A Shakespearean romance doesn't exactly harmonize with a chase-heavy heist subplot, but cinematographer Shaneil Deo (Nisabdham,
Goodachari) tries to make the mashup work anyway in his debut directorial venture Dacoit, starring Adivi Sesh and Mrunal Thakur.
Thirteen years have passed since Hari (Adivi Sesh) and Juliet (Mrunal Thakur) separate under extraordinary circumstances that end with Hari getting jailed and Juliet being married-off and becoming a mother. Now they are both in desperate need of cash. Juliet has mounting hospital bills, and Hari is trying to flee the country. They team up to loot a hospital chain run by a corrupt proprietor (played by Prakash Raj). Along the way, they unpack the traumatic events that led to their breakup.
Several elements of Deo's film are distortions of genre character tropes. There's a hardened police officer, Swamy (Anurag Kashyap), with sympathetic leanings toward our tragic duo - except, Swamy has taken up the Ayyappa deeskha and can't touch a gun which makes for some interesting scenes. Hari's old jailmate, Ishaq (Atul Kulkarni), steps in as the unlikely accomplice, helping along their ill-conceived plan. At the centre, though, Hari and Juliet's hasty romance never quite lives up to the epic love of their Shakespearean namesakes (Harry/Romeo and Juliet).
The writing struggles to imbue the characters with any depth beyond their caricatures. Much time is wasted repeating the same robbery-and-chase sequence. Hari and Juliet, being ordinary people, make for terribly ill-prepared robbers who frequently end up in car crashes.
The film attempts to energize itself with a dance number, or an elevation shot, but these are needless and ineffective. A face-off between the characters of Prakash Raj and Anurag Kashyap promises to be exciting, but that narrative thread is abandoned in the same haphazard way it is introduced. We ultimately don't know Hari and Juliet as people, nor care for their bloated, self-inflicted troubles.
Then there is the hard-sell of Adivi Sesh as a heartbroken Romeo. Maybe because of his Adonis looks, he seems to smirk from behind the mask of his character. So it is unfortunate that he picks a role like Hari, this raw-edged Rayalaseema lad who smokes beedis and lives the hard life. Roughing up Sesh's hair and putting on brown makeup still doesn't take away from his metropolitan look. What we see is a distractingly uneven performance and a terrible dubbing job where at times it is hard to even understand what's being said.

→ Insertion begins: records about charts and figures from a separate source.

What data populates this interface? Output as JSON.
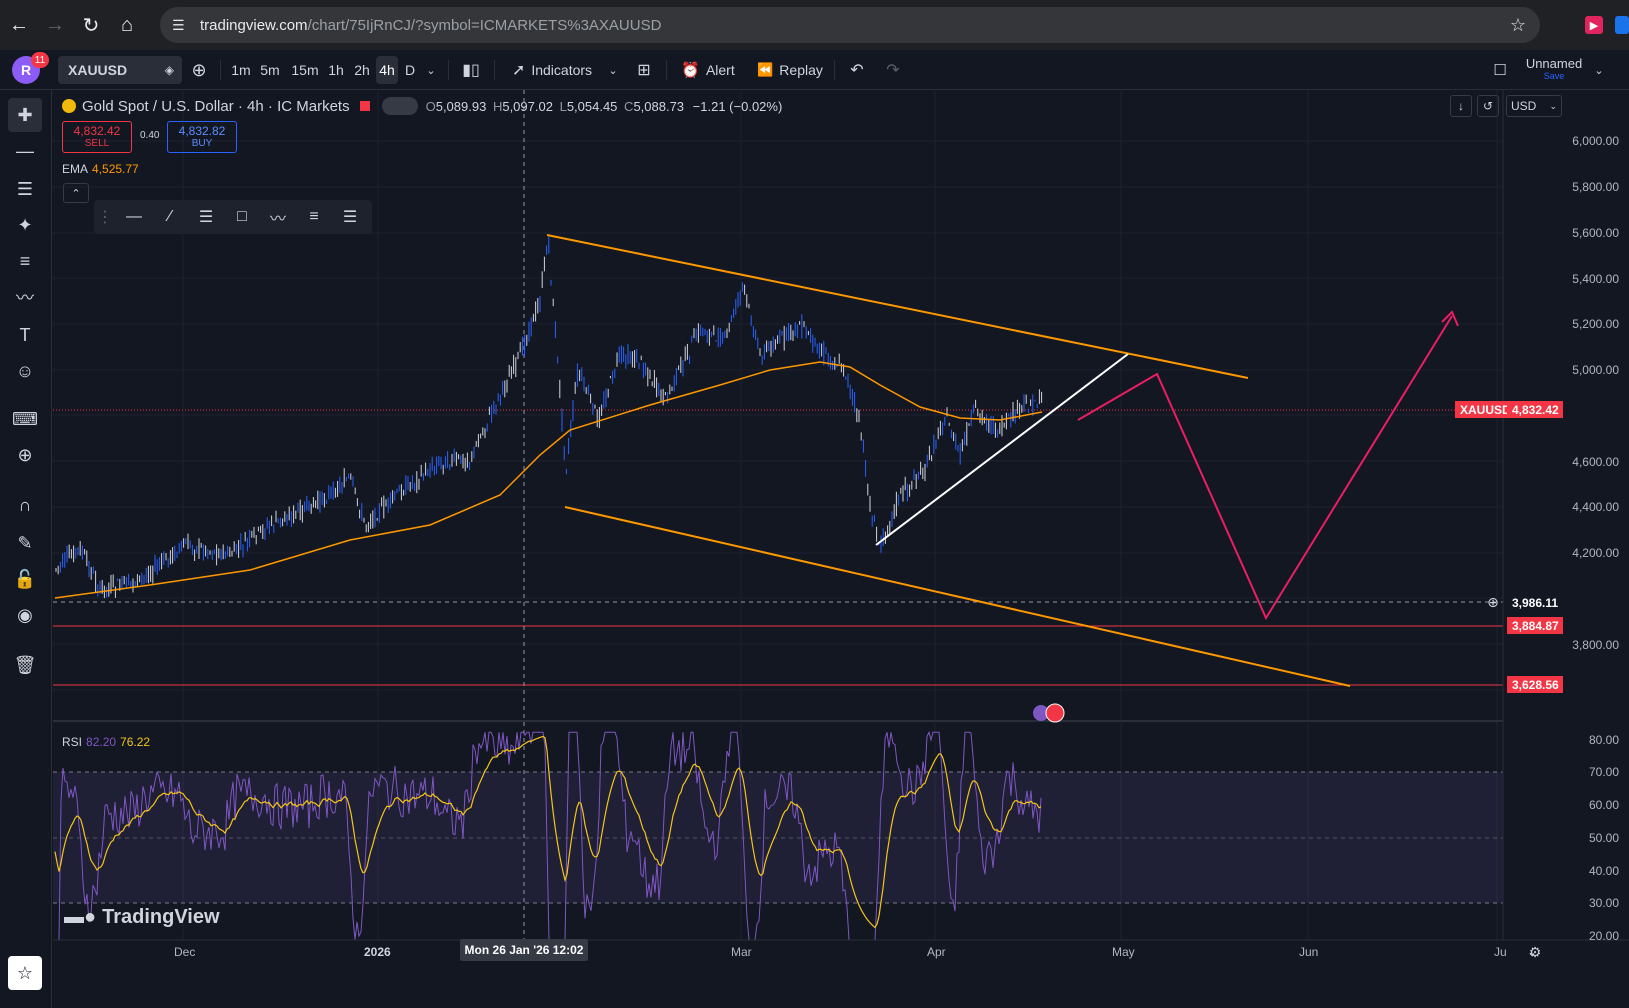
{
  "browser": {
    "url_domain": "tradingview.com",
    "url_path": "/chart/75IjRnCJ/?symbol=ICMARKETS%3AXAUUSD"
  },
  "toolbar": {
    "avatar_letter": "R",
    "notification_count": "11",
    "symbol": "XAUUSD",
    "timeframes": [
      "1m",
      "5m",
      "15m",
      "1h",
      "2h",
      "4h",
      "D"
    ],
    "active_timeframe": "4h",
    "indicators_label": "Indicators",
    "alert_label": "Alert",
    "replay_label": "Replay",
    "layout_name": "Unnamed",
    "save_label": "Save"
  },
  "legend": {
    "title": "Gold Spot / U.S. Dollar · 4h · IC Markets",
    "open_label": "O",
    "open": "5,089.93",
    "high_label": "H",
    "high": "5,097.02",
    "low_label": "L",
    "low": "5,054.45",
    "close_label": "C",
    "close": "5,088.73",
    "change": "−1.21 (−0.02%)",
    "sell_price": "4,832.42",
    "sell_label": "SELL",
    "buy_price": "4,832.82",
    "buy_label": "BUY",
    "spread": "0.40",
    "ema_label": "EMA",
    "ema_value": "4,525.77",
    "rsi_label": "RSI",
    "rsi_value": "82.20",
    "rsi_ma_value": "76.22",
    "currency": "USD"
  },
  "price_axis": {
    "labels": [
      "6,000.00",
      "5,800.00",
      "5,600.00",
      "5,400.00",
      "5,200.00",
      "5,000.00",
      "4,600.00",
      "4,400.00",
      "4,200.00",
      "3,800.00"
    ],
    "current_symbol_tag": "XAUUSD",
    "current_price": "4,832.42",
    "crosshair_price": "3,986.11",
    "level_1": "3,884.87",
    "level_2": "3,628.56"
  },
  "rsi_axis": {
    "labels": [
      "80.00",
      "70.00",
      "60.00",
      "50.00",
      "40.00",
      "30.00",
      "20.00"
    ]
  },
  "time_axis": {
    "labels": [
      "Dec",
      "2026",
      "Mar",
      "Apr",
      "May",
      "Jun",
      "Ju"
    ],
    "crosshair_label": "Mon 26 Jan '26  12:02"
  },
  "branding": "TradingView",
  "colors": {
    "background": "#131722",
    "candle": "#2962ff",
    "ema": "#ff9800",
    "channel": "#ff9800",
    "trendline": "#ffffff",
    "projection": "#e91e63",
    "rsi": "#7e57c2",
    "rsi_ma": "#f5c518",
    "level_line": "#f23645"
  }
}
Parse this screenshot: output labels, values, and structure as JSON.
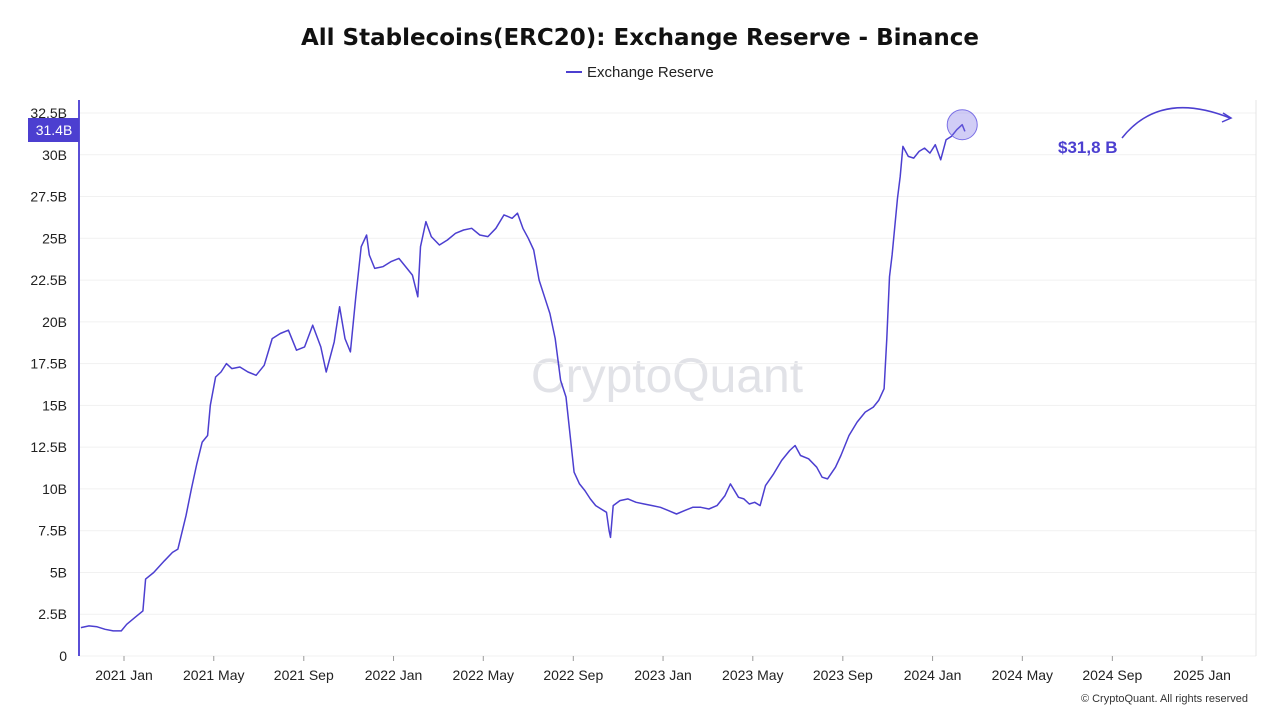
{
  "colors": {
    "series": "#4c3fd0",
    "axis": "#5a4fd6",
    "badge": "#4c3fd0",
    "highlight": "#7b70e6"
  },
  "chart_data": {
    "type": "line",
    "title": "All Stablecoins(ERC20): Exchange Reserve - Binance",
    "legend": [
      "Exchange Reserve"
    ],
    "legend_position": "top-center",
    "xlabel": "",
    "ylabel": "",
    "ylim": [
      0,
      32.5
    ],
    "y_unit": "B",
    "y_ticks": [
      {
        "value": 0,
        "label": "0"
      },
      {
        "value": 2.5,
        "label": "2.5B"
      },
      {
        "value": 5,
        "label": "5B"
      },
      {
        "value": 7.5,
        "label": "7.5B"
      },
      {
        "value": 10,
        "label": "10B"
      },
      {
        "value": 12.5,
        "label": "12.5B"
      },
      {
        "value": 15,
        "label": "15B"
      },
      {
        "value": 17.5,
        "label": "17.5B"
      },
      {
        "value": 20,
        "label": "20B"
      },
      {
        "value": 22.5,
        "label": "22.5B"
      },
      {
        "value": 25,
        "label": "25B"
      },
      {
        "value": 27.5,
        "label": "27.5B"
      },
      {
        "value": 30,
        "label": "30B"
      },
      {
        "value": 32.5,
        "label": "32.5B"
      }
    ],
    "xlim": [
      2020.833,
      2025.2
    ],
    "x_ticks": [
      {
        "value": 2021.0,
        "label": "2021 Jan"
      },
      {
        "value": 2021.333,
        "label": "2021 May"
      },
      {
        "value": 2021.667,
        "label": "2021 Sep"
      },
      {
        "value": 2022.0,
        "label": "2022 Jan"
      },
      {
        "value": 2022.333,
        "label": "2022 May"
      },
      {
        "value": 2022.667,
        "label": "2022 Sep"
      },
      {
        "value": 2023.0,
        "label": "2023 Jan"
      },
      {
        "value": 2023.333,
        "label": "2023 May"
      },
      {
        "value": 2023.667,
        "label": "2023 Sep"
      },
      {
        "value": 2024.0,
        "label": "2024 Jan"
      },
      {
        "value": 2024.333,
        "label": "2024 May"
      },
      {
        "value": 2024.667,
        "label": "2024 Sep"
      },
      {
        "value": 2025.0,
        "label": "2025 Jan"
      }
    ],
    "grid": true,
    "series": [
      {
        "name": "Exchange Reserve",
        "points": [
          [
            2020.84,
            1.7
          ],
          [
            2020.87,
            1.8
          ],
          [
            2020.9,
            1.75
          ],
          [
            2020.93,
            1.6
          ],
          [
            2020.96,
            1.5
          ],
          [
            2020.99,
            1.5
          ],
          [
            2021.01,
            1.9
          ],
          [
            2021.04,
            2.3
          ],
          [
            2021.07,
            2.7
          ],
          [
            2021.08,
            4.6
          ],
          [
            2021.11,
            5.0
          ],
          [
            2021.15,
            5.7
          ],
          [
            2021.18,
            6.2
          ],
          [
            2021.2,
            6.4
          ],
          [
            2021.23,
            8.4
          ],
          [
            2021.25,
            10.0
          ],
          [
            2021.27,
            11.5
          ],
          [
            2021.29,
            12.8
          ],
          [
            2021.31,
            13.2
          ],
          [
            2021.32,
            15.0
          ],
          [
            2021.34,
            16.7
          ],
          [
            2021.36,
            17.0
          ],
          [
            2021.38,
            17.5
          ],
          [
            2021.4,
            17.2
          ],
          [
            2021.43,
            17.3
          ],
          [
            2021.46,
            17.0
          ],
          [
            2021.49,
            16.8
          ],
          [
            2021.52,
            17.4
          ],
          [
            2021.55,
            19.0
          ],
          [
            2021.58,
            19.3
          ],
          [
            2021.61,
            19.5
          ],
          [
            2021.64,
            18.3
          ],
          [
            2021.67,
            18.5
          ],
          [
            2021.7,
            19.8
          ],
          [
            2021.73,
            18.5
          ],
          [
            2021.75,
            17.0
          ],
          [
            2021.78,
            18.8
          ],
          [
            2021.8,
            20.9
          ],
          [
            2021.82,
            19.0
          ],
          [
            2021.84,
            18.2
          ],
          [
            2021.86,
            21.5
          ],
          [
            2021.88,
            24.5
          ],
          [
            2021.9,
            25.2
          ],
          [
            2021.91,
            24.0
          ],
          [
            2021.93,
            23.2
          ],
          [
            2021.96,
            23.3
          ],
          [
            2021.99,
            23.6
          ],
          [
            2022.02,
            23.8
          ],
          [
            2022.05,
            23.2
          ],
          [
            2022.07,
            22.8
          ],
          [
            2022.09,
            21.5
          ],
          [
            2022.1,
            24.5
          ],
          [
            2022.12,
            26.0
          ],
          [
            2022.14,
            25.1
          ],
          [
            2022.17,
            24.6
          ],
          [
            2022.2,
            24.9
          ],
          [
            2022.23,
            25.3
          ],
          [
            2022.26,
            25.5
          ],
          [
            2022.29,
            25.6
          ],
          [
            2022.32,
            25.2
          ],
          [
            2022.35,
            25.1
          ],
          [
            2022.38,
            25.6
          ],
          [
            2022.41,
            26.4
          ],
          [
            2022.44,
            26.2
          ],
          [
            2022.46,
            26.5
          ],
          [
            2022.48,
            25.6
          ],
          [
            2022.5,
            25.0
          ],
          [
            2022.52,
            24.3
          ],
          [
            2022.54,
            22.5
          ],
          [
            2022.56,
            21.5
          ],
          [
            2022.58,
            20.5
          ],
          [
            2022.6,
            19.0
          ],
          [
            2022.62,
            16.5
          ],
          [
            2022.64,
            15.5
          ],
          [
            2022.66,
            12.5
          ],
          [
            2022.67,
            11.0
          ],
          [
            2022.69,
            10.3
          ],
          [
            2022.71,
            9.9
          ],
          [
            2022.73,
            9.4
          ],
          [
            2022.75,
            9.0
          ],
          [
            2022.77,
            8.8
          ],
          [
            2022.79,
            8.6
          ],
          [
            2022.8,
            7.5
          ],
          [
            2022.805,
            7.1
          ],
          [
            2022.815,
            9.0
          ],
          [
            2022.84,
            9.3
          ],
          [
            2022.87,
            9.4
          ],
          [
            2022.9,
            9.2
          ],
          [
            2022.93,
            9.1
          ],
          [
            2022.96,
            9.0
          ],
          [
            2022.99,
            8.9
          ],
          [
            2023.02,
            8.7
          ],
          [
            2023.05,
            8.5
          ],
          [
            2023.08,
            8.7
          ],
          [
            2023.11,
            8.9
          ],
          [
            2023.14,
            8.9
          ],
          [
            2023.17,
            8.8
          ],
          [
            2023.2,
            9.0
          ],
          [
            2023.23,
            9.6
          ],
          [
            2023.25,
            10.3
          ],
          [
            2023.28,
            9.5
          ],
          [
            2023.3,
            9.4
          ],
          [
            2023.32,
            9.1
          ],
          [
            2023.34,
            9.2
          ],
          [
            2023.36,
            9.0
          ],
          [
            2023.38,
            10.2
          ],
          [
            2023.41,
            10.9
          ],
          [
            2023.44,
            11.7
          ],
          [
            2023.47,
            12.3
          ],
          [
            2023.49,
            12.6
          ],
          [
            2023.51,
            12.0
          ],
          [
            2023.54,
            11.8
          ],
          [
            2023.57,
            11.3
          ],
          [
            2023.59,
            10.7
          ],
          [
            2023.61,
            10.6
          ],
          [
            2023.64,
            11.3
          ],
          [
            2023.66,
            12.0
          ],
          [
            2023.69,
            13.2
          ],
          [
            2023.72,
            14.0
          ],
          [
            2023.75,
            14.6
          ],
          [
            2023.78,
            14.9
          ],
          [
            2023.8,
            15.3
          ],
          [
            2023.82,
            16.0
          ],
          [
            2023.83,
            19.0
          ],
          [
            2023.84,
            22.7
          ],
          [
            2023.85,
            24.0
          ],
          [
            2023.86,
            25.7
          ],
          [
            2023.87,
            27.4
          ],
          [
            2023.88,
            28.7
          ],
          [
            2023.89,
            30.5
          ],
          [
            2023.91,
            29.9
          ],
          [
            2023.93,
            29.8
          ],
          [
            2023.95,
            30.2
          ],
          [
            2023.97,
            30.4
          ],
          [
            2023.99,
            30.1
          ],
          [
            2024.01,
            30.6
          ],
          [
            2024.03,
            29.7
          ],
          [
            2024.05,
            30.9
          ],
          [
            2024.07,
            31.1
          ],
          [
            2024.09,
            31.5
          ],
          [
            2024.11,
            31.8
          ],
          [
            2024.12,
            31.4
          ]
        ]
      }
    ],
    "annotations": [
      {
        "text": "$31,8 B",
        "x": 2024.11,
        "y": 31.8
      }
    ],
    "last_value_badge": "31.4B",
    "watermark": "CryptoQuant",
    "copyright": "© CryptoQuant. All rights reserved"
  }
}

The narrative engine that propels the movie is a handful of soap-operatic twists and a ticking clock. The narrative is over-reliant on deadlines and ultimatums as plot devices - Ishaq warns Hari he has only until the end of the week to escape the country; a medical broker makes threatening calls to Juliet for timely bill payments; a phone timer ticks away during the climax. Yet none of these is particularly effective in creating tension, and some are outright silly. The film ends up with just enough accidental momentum to keep its ruse going, but the ending disappoints with its mawkishness.
Arguably, Adivi Sesh and Mrunal Thakur are solid nines by Clavicular's looksmaxxing scale. But no matter how hard the film rubs them together in a scene, no sparks fly. Not even when Hari and Juliet are cuddling in what looks like an elfin land awash in ethereal light, making promises to each other about marriage and children.
Mrunal Thakur brings her characteristic knack for melodrama; she can sell us on her gritty, anxious mother as much as on the glamorous young romantic. But Adivi Sesh is an unreliable scene partner, playing to his own tune.
Dacoit never quite becomes the sweeping love story it wants to be, snagging on its overstuffed plot and underwritten characters. Too soppy to be a heist film and too distracted by its subplots to be an epic romance, it flails between these genres. Nor does it make much of its social commentary on the exploitative practices of hospitals. The movie may have stolen our time but it won't be stealing our hearts.